Na época, a esperança de revolta se confundia com um apelo à religião tradicional, o islã xiita, que o xá combatia. Foucault escreveu dois textos, digamos, favoráveis à revolta e ao islã —textos que muitos intelectuais europeus acharam desastrosos e cujo “otimismo” foi desmentido quando se instaurou, no Irã, um regime fundamentalista tão sanguinário quanto o do xá.

Ilustração
Luciano Salles/Folhapress

Eu estive no Irã em 1967. Percorri o país de carro. Tabriz, Teerã, para o sul até Isfahan e Shiraz, e para o norte até a fronteira com o Afeganistão.

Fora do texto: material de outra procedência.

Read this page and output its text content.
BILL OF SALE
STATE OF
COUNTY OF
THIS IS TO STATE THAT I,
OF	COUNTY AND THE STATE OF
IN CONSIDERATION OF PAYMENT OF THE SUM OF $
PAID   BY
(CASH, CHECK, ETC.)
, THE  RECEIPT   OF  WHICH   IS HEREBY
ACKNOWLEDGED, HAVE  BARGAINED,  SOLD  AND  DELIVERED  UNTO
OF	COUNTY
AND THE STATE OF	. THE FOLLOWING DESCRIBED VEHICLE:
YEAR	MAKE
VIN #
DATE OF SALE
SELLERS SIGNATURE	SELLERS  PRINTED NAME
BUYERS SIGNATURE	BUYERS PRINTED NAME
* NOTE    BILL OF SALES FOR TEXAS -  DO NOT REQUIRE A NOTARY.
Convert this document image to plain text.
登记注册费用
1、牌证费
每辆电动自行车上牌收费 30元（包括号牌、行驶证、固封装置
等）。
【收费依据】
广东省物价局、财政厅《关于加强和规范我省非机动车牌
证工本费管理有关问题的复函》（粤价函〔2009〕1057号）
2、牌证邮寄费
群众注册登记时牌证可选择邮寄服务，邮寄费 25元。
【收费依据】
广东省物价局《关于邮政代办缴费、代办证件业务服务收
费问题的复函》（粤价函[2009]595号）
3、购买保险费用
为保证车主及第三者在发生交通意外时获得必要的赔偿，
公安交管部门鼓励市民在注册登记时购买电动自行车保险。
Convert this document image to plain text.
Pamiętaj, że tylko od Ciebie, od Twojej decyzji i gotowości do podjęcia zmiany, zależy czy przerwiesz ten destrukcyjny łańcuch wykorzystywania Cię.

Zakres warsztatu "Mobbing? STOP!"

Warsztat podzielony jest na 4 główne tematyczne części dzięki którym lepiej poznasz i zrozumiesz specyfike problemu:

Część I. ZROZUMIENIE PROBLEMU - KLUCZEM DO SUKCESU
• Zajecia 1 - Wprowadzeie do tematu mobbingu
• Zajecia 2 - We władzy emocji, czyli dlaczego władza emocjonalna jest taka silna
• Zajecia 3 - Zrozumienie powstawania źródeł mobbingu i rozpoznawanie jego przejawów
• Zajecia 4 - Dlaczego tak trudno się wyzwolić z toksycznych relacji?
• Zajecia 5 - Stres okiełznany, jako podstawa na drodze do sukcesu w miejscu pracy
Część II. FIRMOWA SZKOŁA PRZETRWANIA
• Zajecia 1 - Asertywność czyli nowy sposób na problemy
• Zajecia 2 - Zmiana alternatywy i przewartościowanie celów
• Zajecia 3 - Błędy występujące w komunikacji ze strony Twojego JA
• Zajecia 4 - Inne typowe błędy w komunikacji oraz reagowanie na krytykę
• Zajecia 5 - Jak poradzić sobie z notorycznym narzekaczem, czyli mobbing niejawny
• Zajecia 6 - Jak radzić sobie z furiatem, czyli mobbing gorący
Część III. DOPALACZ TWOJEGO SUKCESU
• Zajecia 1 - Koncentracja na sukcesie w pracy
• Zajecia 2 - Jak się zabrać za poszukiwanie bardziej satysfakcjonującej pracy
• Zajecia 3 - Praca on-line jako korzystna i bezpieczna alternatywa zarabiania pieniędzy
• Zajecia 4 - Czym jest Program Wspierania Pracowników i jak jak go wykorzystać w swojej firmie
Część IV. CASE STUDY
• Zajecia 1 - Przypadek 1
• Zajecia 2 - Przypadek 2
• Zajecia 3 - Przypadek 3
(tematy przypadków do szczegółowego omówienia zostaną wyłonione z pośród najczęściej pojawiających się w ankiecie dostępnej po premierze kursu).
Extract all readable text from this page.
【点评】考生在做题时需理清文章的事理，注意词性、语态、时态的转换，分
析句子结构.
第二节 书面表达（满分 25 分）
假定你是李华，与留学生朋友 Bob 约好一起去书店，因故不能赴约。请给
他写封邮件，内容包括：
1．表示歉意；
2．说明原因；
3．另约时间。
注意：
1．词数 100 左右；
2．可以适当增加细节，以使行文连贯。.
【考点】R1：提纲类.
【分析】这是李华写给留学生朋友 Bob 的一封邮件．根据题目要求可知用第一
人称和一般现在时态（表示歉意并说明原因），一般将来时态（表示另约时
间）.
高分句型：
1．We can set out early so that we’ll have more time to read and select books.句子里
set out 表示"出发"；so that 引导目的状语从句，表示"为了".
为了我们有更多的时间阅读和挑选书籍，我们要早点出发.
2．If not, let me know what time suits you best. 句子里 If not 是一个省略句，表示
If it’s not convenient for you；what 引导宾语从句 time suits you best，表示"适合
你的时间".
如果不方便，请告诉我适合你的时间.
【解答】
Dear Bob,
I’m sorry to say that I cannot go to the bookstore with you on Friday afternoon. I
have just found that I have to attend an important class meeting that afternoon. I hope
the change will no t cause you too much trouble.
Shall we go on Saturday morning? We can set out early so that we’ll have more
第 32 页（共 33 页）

Na costa do mar Cáspio, tive um acidente. Acabei numa delegacia de polícia, onde recorri à linguagem universal: assumi a culpa e ofereci US$ 200 para o outro motorista. 

Na tal delegacia, uma porta se abria para um porão escuro e fedorento, no qual quatro homens, sujos de sangue, estavam gemendo, acorrentados às paredes. Talvez fossem criminosos. Ou talvez islamistas presos por suas crenças. No Irã, não era bom ser do contra.

O xá queria modernizar o país. Ele ocidentalizava a ferro e fogo. Era difícil não simpatizar com qualquer coisa que hostilizasse o regime do xá.

No fim dos 1970, no Irã, Foucault constatou então que a revolta seria religiosa. O islã seria o cimento da “vontade geral” do povo e forneceria a energia “espiritual” necessária para uma revolução.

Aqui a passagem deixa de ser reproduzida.